Platelet transfusions are routinely used in the clinic to treat bleeding complications stemming from trauma, surgery, malignancy or drug related bone marrow suppression, as well as congenital defects in platelet number or function. These transfusions primarily use allogeneic natural platelet concentrates (PCs) that have limited availability, high risk of bacterial contamination, very short shelf life (~3-5 days), and several biologic side effects[1]. Due to these issues, there is a significant clinical interest in synthetic platelet substitutes that can render efficient hemostasis, leveraging and amplifying endogenous clotting mechanisms while allowing advantages of large-scale manufacture, minimum contamination risks, longer shelf-life, no need for blood-type matching and absence of biologic or pathogenic effects. To this end, we have developed a unique platelet-inspired synthetic hemostat, the SynthoPlate, which integrates platelet’s key hemostatic mechanisms of injury site-specific adhesion and aggregation by heteromultivalent surface presentation of multiple peptide types via self-assembly of lipid-peptide conjugates.
Specifically, lipids bearing vWF-binding peptides (VBP), collagen-binding peptides (CBP) and active platelet integrin GPIIb-IIIa binding fibrinogen-mimetic peptides (FMP) were self-assembled to produce ~150nm diameter SynthoPlate vesicles[2]-[4]. We first established the sterilizability and long-term stability of these particles.
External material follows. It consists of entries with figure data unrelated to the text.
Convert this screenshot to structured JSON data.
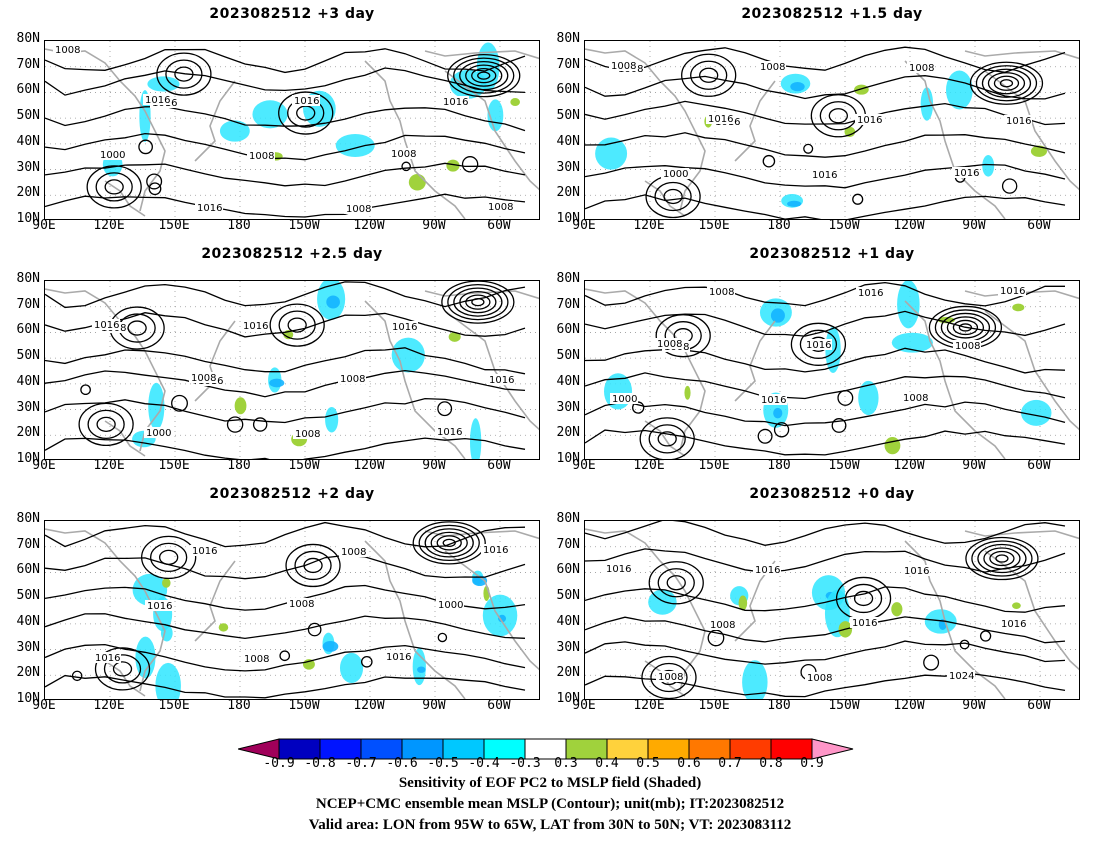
{
  "panels": [
    {
      "title": "2023082512  +3 day",
      "contour_labels": [
        "1008",
        "1016",
        "1008",
        "1008",
        "1016",
        "1000",
        "1016",
        "1016",
        "1008",
        "1008",
        "1016"
      ]
    },
    {
      "title": "2023082512  +1.5 day",
      "contour_labels": [
        "1008",
        "1016",
        "1016",
        "1008",
        "1016",
        "1000",
        "1008",
        "1016",
        "1016",
        "1008",
        "1016"
      ]
    },
    {
      "title": "2023082512  +2.5 day",
      "contour_labels": [
        "1008",
        "1016",
        "1008",
        "1016",
        "1016",
        "1000",
        "1016",
        "1008",
        "1016",
        "1016",
        "1008"
      ]
    },
    {
      "title": "2023082512  +1 day",
      "contour_labels": [
        "1008",
        "1016",
        "1016",
        "1008",
        "1000",
        "1008",
        "1016",
        "1008",
        "1016",
        "1008"
      ]
    },
    {
      "title": "2023082512  +2 day",
      "contour_labels": [
        "1016",
        "1008",
        "1008",
        "1000",
        "1016",
        "1016",
        "1008",
        "1016",
        "1016"
      ]
    },
    {
      "title": "2023082512  +0 day",
      "contour_labels": [
        "1008",
        "1008",
        "1016",
        "1016",
        "1008",
        "1016",
        "1016",
        "1024",
        "1016"
      ]
    }
  ],
  "lat_ticks": [
    "80N",
    "70N",
    "60N",
    "50N",
    "40N",
    "30N",
    "20N",
    "10N"
  ],
  "lon_ticks": [
    "90E",
    "120E",
    "150E",
    "180",
    "150W",
    "120W",
    "90W",
    "60W"
  ],
  "colorbar": {
    "labels": [
      "-0.9",
      "-0.8",
      "-0.7",
      "-0.6",
      "-0.5",
      "-0.4",
      "-0.3",
      "0.3",
      "0.4",
      "0.5",
      "0.6",
      "0.7",
      "0.8",
      "0.9"
    ],
    "colors": [
      "#a0005a",
      "#0000c0",
      "#0014ff",
      "#0050ff",
      "#0096ff",
      "#00c8ff",
      "#00ffff",
      "#ffffff",
      "#a0d23c",
      "#ffd23c",
      "#ffaa00",
      "#ff7800",
      "#ff3c00",
      "#ff0000",
      "#ff96c8"
    ]
  },
  "caption": {
    "line1": "Sensitivity of EOF PC2 to MSLP field (Shaded)",
    "line2": "NCEP+CMC ensemble mean MSLP (Contour); unit(mb); IT:2023082512",
    "line3": "Valid area: LON from 95W to 65W, LAT from 30N to 50N; VT: 2023083112"
  }
}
We then demonstrated, in vitro, that these particles render platelet-mimetic primary hemostasis mechanisms of VWF- and collagen-adhesion, and site-selective active platelet aggregation. We further demonstrated that such site-selective amplification of primary hemostatic mechanisms by SynthoPlate particles enhances secondary hemostatic output (fibrin generation), in vitro. We hypothesized that this combination of primary and secondary hemostasis enhancement by SynthoPlate will significantly reduce bleeding in both prophylactic and emergency administration scenarios, in vivo. The hypothesis was tested in appropriate tail and liver bleeding models in mice, where time for bleeding stoppage was measured. The biodistribution of the particles was also analyzed by fluorescence measurement of excised tissue homogenates. The results establish that SynthoPlate particles are capable of dose-dependently reducing bleeding time in prophylactic and emergent conditions.
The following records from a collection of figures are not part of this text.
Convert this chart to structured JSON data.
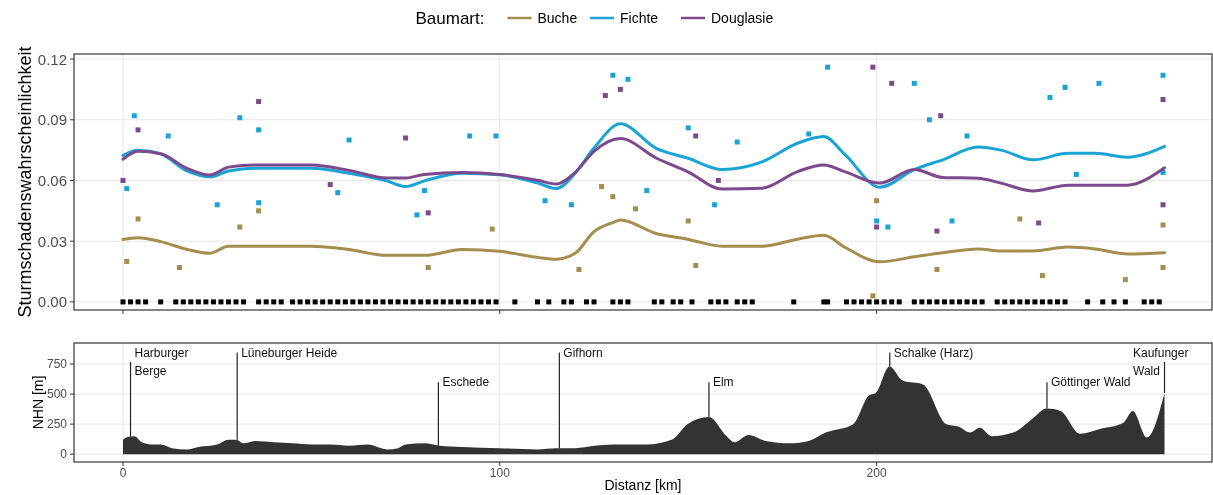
{
  "chart_data": [
    {
      "type": "line",
      "legend_title": "Baumart:",
      "legend": "top",
      "ylabel": "Sturmschadenswahrscheinlichkeit",
      "xlim": [
        -13,
        289
      ],
      "ylim": [
        -0.004,
        0.1225
      ],
      "xticks": [
        0,
        100,
        200
      ],
      "yticks": [
        {
          "value": 0,
          "label": "0.00"
        },
        {
          "value": 0.03,
          "label": "0.03"
        },
        {
          "value": 0.06,
          "label": "0.06"
        },
        {
          "value": 0.09,
          "label": "0.09"
        },
        {
          "value": 0.12,
          "label": "0.12"
        }
      ],
      "grid": true,
      "tick_labels": "y",
      "line_style": "solid",
      "series": [
        {
          "type": "scatter",
          "marker": "square",
          "color": "#a38d4f",
          "x": [
            1,
            4,
            15,
            31,
            36,
            81,
            98,
            121,
            127,
            130,
            136,
            150,
            152,
            199,
            200,
            216,
            238,
            244,
            266,
            276,
            276
          ],
          "values": [
            0.02,
            0.041,
            0.017,
            0.037,
            0.045,
            0.017,
            0.036,
            0.016,
            0.057,
            0.052,
            0.046,
            0.04,
            0.018,
            0.003,
            0.05,
            0.016,
            0.041,
            0.013,
            0.011,
            0.038,
            0.017
          ]
        },
        {
          "type": "scatter",
          "marker": "square",
          "color": "#1aa3d4",
          "x": [
            1,
            3,
            12,
            25,
            31,
            36,
            36,
            57,
            60,
            78,
            80,
            92,
            99,
            112,
            119,
            130,
            134,
            139,
            150,
            157,
            163,
            182,
            187,
            200,
            203,
            210,
            214,
            220,
            224,
            246,
            250,
            253,
            259,
            276,
            276
          ],
          "values": [
            0.056,
            0.092,
            0.082,
            0.048,
            0.091,
            0.085,
            0.049,
            0.054,
            0.08,
            0.043,
            0.055,
            0.082,
            0.082,
            0.05,
            0.048,
            0.112,
            0.11,
            0.055,
            0.086,
            0.048,
            0.079,
            0.083,
            0.116,
            0.04,
            0.037,
            0.108,
            0.09,
            0.04,
            0.082,
            0.101,
            0.106,
            0.063,
            0.108,
            0.112,
            0.064
          ]
        },
        {
          "type": "scatter",
          "marker": "square",
          "color": "#7b4a8c",
          "x": [
            0,
            4,
            36,
            55,
            75,
            81,
            128,
            132,
            152,
            158,
            199,
            200,
            204,
            217,
            216,
            243,
            276,
            276
          ],
          "values": [
            0.06,
            0.085,
            0.099,
            0.058,
            0.081,
            0.044,
            0.102,
            0.105,
            0.082,
            0.06,
            0.116,
            0.037,
            0.108,
            0.092,
            0.035,
            0.039,
            0.048,
            0.1
          ]
        },
        {
          "type": "scatter",
          "marker": "square",
          "color": "#000000",
          "x": [
            0,
            2,
            4,
            6,
            10,
            14,
            16,
            18,
            20,
            22,
            24,
            26,
            28,
            30,
            32,
            36,
            38,
            40,
            42,
            45,
            47,
            49,
            51,
            53,
            55,
            57,
            59,
            61,
            63,
            65,
            67,
            69,
            71,
            73,
            75,
            77,
            79,
            81,
            83,
            85,
            87,
            89,
            91,
            93,
            95,
            97,
            99,
            104,
            110,
            113,
            117,
            119,
            123,
            125,
            130,
            132,
            134,
            141,
            143,
            146,
            148,
            151,
            156,
            158,
            160,
            163,
            165,
            167,
            178,
            186,
            187,
            192,
            194,
            196,
            198,
            200,
            202,
            204,
            206,
            210,
            212,
            214,
            216,
            218,
            220,
            222,
            224,
            226,
            228,
            232,
            234,
            236,
            238,
            240,
            242,
            244,
            246,
            248,
            250,
            256,
            260,
            263,
            266,
            271,
            273,
            275
          ],
          "values": [
            0,
            0,
            0,
            0,
            0,
            0,
            0,
            0,
            0,
            0,
            0,
            0,
            0,
            0,
            0,
            0,
            0,
            0,
            0,
            0,
            0,
            0,
            0,
            0,
            0,
            0,
            0,
            0,
            0,
            0,
            0,
            0,
            0,
            0,
            0,
            0,
            0,
            0,
            0,
            0,
            0,
            0,
            0,
            0,
            0,
            0,
            0,
            0,
            0,
            0,
            0,
            0,
            0,
            0,
            0,
            0,
            0,
            0,
            0,
            0,
            0,
            0,
            0,
            0,
            0,
            0,
            0,
            0,
            0,
            0,
            0,
            0,
            0,
            0,
            0,
            0,
            0,
            0,
            0,
            0,
            0,
            0,
            0,
            0,
            0,
            0,
            0,
            0,
            0,
            0,
            0,
            0,
            0,
            0,
            0,
            0,
            0,
            0,
            0,
            0,
            0,
            0,
            0,
            0,
            0,
            0
          ]
        },
        {
          "name": "Buche",
          "color": "#a38d4f",
          "x": [
            0,
            4,
            10,
            17,
            23,
            28,
            35,
            50,
            60,
            70,
            80,
            90,
            100,
            110,
            115,
            120,
            125,
            130,
            132,
            141.5,
            149.8,
            159,
            169.6,
            179,
            186,
            191.5,
            200.8,
            210,
            217.5,
            226.9,
            233,
            241.5,
            250.8,
            258,
            266.5,
            276.4
          ],
          "values": [
            0.0308,
            0.0317,
            0.0298,
            0.0259,
            0.024,
            0.0275,
            0.0275,
            0.0275,
            0.0259,
            0.023,
            0.023,
            0.0259,
            0.025,
            0.022,
            0.0211,
            0.024,
            0.0347,
            0.0392,
            0.0405,
            0.0338,
            0.031,
            0.0275,
            0.0275,
            0.031,
            0.0329,
            0.0271,
            0.0198,
            0.0223,
            0.0243,
            0.0262,
            0.0252,
            0.0252,
            0.0271,
            0.0262,
            0.0237,
            0.0243
          ]
        },
        {
          "name": "Fichte",
          "color": "#1aa3d4",
          "x": [
            0,
            4,
            10,
            17,
            23,
            28,
            35,
            50,
            60,
            70,
            75,
            80,
            90,
            100,
            110,
            115,
            120,
            125,
            132,
            141.5,
            149.8,
            159,
            169.6,
            179,
            186,
            191.5,
            200.8,
            210,
            217.5,
            226.9,
            233,
            241.5,
            250.8,
            258,
            266.5,
            276.4
          ],
          "values": [
            0.0724,
            0.075,
            0.0732,
            0.0647,
            0.0618,
            0.0647,
            0.066,
            0.066,
            0.0636,
            0.0598,
            0.057,
            0.0598,
            0.0636,
            0.0628,
            0.0588,
            0.056,
            0.0636,
            0.076,
            0.088,
            0.0759,
            0.0711,
            0.0654,
            0.0692,
            0.0784,
            0.0817,
            0.073,
            0.0567,
            0.0654,
            0.0702,
            0.0765,
            0.075,
            0.0702,
            0.0734,
            0.0734,
            0.0715,
            0.0769
          ]
        },
        {
          "name": "Douglasie",
          "color": "#7b4a8c",
          "x": [
            0,
            4,
            10,
            17,
            23,
            28,
            35,
            50,
            60,
            70,
            75,
            80,
            90,
            100,
            110,
            115,
            120,
            125,
            132,
            141.5,
            149.8,
            159,
            169.6,
            179,
            186,
            191.5,
            200.8,
            210,
            217.5,
            226.9,
            233,
            241.5,
            250.8,
            258,
            266.5,
            276.4
          ],
          "values": [
            0.0705,
            0.0744,
            0.0732,
            0.066,
            0.0627,
            0.0666,
            0.0677,
            0.0677,
            0.065,
            0.0612,
            0.0612,
            0.063,
            0.064,
            0.063,
            0.0601,
            0.0583,
            0.064,
            0.0744,
            0.0807,
            0.0711,
            0.0644,
            0.0558,
            0.0562,
            0.0644,
            0.0677,
            0.0644,
            0.0587,
            0.0654,
            0.0615,
            0.0611,
            0.0587,
            0.0548,
            0.0577,
            0.0577,
            0.0577,
            0.0663
          ]
        }
      ]
    },
    {
      "type": "area",
      "xlabel": "Distanz [km]",
      "ylabel": "NHN [m]",
      "xlim": [
        -13,
        289
      ],
      "ylim": [
        -65,
        925
      ],
      "xticks": [
        0,
        100,
        200
      ],
      "yticks": [
        0,
        250,
        500,
        750
      ],
      "grid": true,
      "series": [
        {
          "color": "#333333",
          "x": [
            0,
            1,
            3,
            5,
            8,
            10,
            13,
            17,
            20,
            25,
            28,
            30,
            32,
            35,
            40,
            45,
            50,
            55,
            60,
            65,
            70,
            73,
            75,
            80,
            84,
            90,
            100,
            110,
            115,
            120,
            125,
            130,
            134,
            139,
            145.6,
            149.8,
            155.5,
            160.2,
            162.3,
            166,
            170.6,
            177,
            182,
            186.5,
            193.8,
            198,
            199.8,
            203.4,
            207,
            212.3,
            218.5,
            221.7,
            224.8,
            227.4,
            230.5,
            236.3,
            241.5,
            245.1,
            248.8,
            254,
            259.2,
            265.4,
            268,
            271.7,
            276.4
          ],
          "values": [
            120,
            140,
            150,
            100,
            80,
            80,
            50,
            40,
            60,
            80,
            120,
            120,
            90,
            110,
            100,
            90,
            80,
            80,
            70,
            80,
            40,
            50,
            80,
            90,
            70,
            60,
            50,
            40,
            50,
            50,
            70,
            80,
            80,
            80,
            120,
            250,
            310,
            150,
            100,
            160,
            110,
            90,
            110,
            180,
            250,
            490,
            510,
            730,
            610,
            580,
            250,
            230,
            180,
            220,
            150,
            180,
            300,
            380,
            360,
            170,
            210,
            260,
            360,
            140,
            510
          ]
        }
      ],
      "annotations": [
        {
          "text": "Harburger\nBerge",
          "x": 2,
          "y": 145
        },
        {
          "text": "Lüneburger Heide",
          "x": 30.3,
          "y": 120
        },
        {
          "text": "Eschede",
          "x": 83.7,
          "y": 70
        },
        {
          "text": "Gifhorn",
          "x": 115.8,
          "y": 50
        },
        {
          "text": "Elm",
          "x": 155.5,
          "y": 310
        },
        {
          "text": "Schalke (Harz)",
          "x": 203.5,
          "y": 730
        },
        {
          "text": "Göttinger Wald",
          "x": 245.2,
          "y": 380
        },
        {
          "text": "Kaufunger\nWald",
          "x": 276.4,
          "y": 510
        }
      ]
    }
  ]
}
The particles are cleared mostly via the liver, spleen and kidney and have minimal accumulation in the lung. We have also demonstrated that the surface-decoration of these particles can be adapted to other particle platforms[5]. These results demonstrate the promise of the SynthoPlate technology as a platelet-mimetic intravenous synthetic hemostat. Ongoing and future studies are focused on evaluating the hemostatic efficacy of the technology in clinically motivated large animal (porcine) models of bleeding, with a vision for translation.
References:
[1] Modery-Pawlowski et al, Biomaterials 2013, 34(2): 526-541.
[2] Modery-Pawlowski et al., Biomaterials 2013, 34(12): 3031- 41.
[3] Sen Gupta and Ravikumar, 2015, US Patent No. 9107845.
[4] Sen Gupta and Modery, 2015, US Patent No. 9107963.
[5] Anselmo et al., ACS Nano 2014; 8(11): 11243-11253.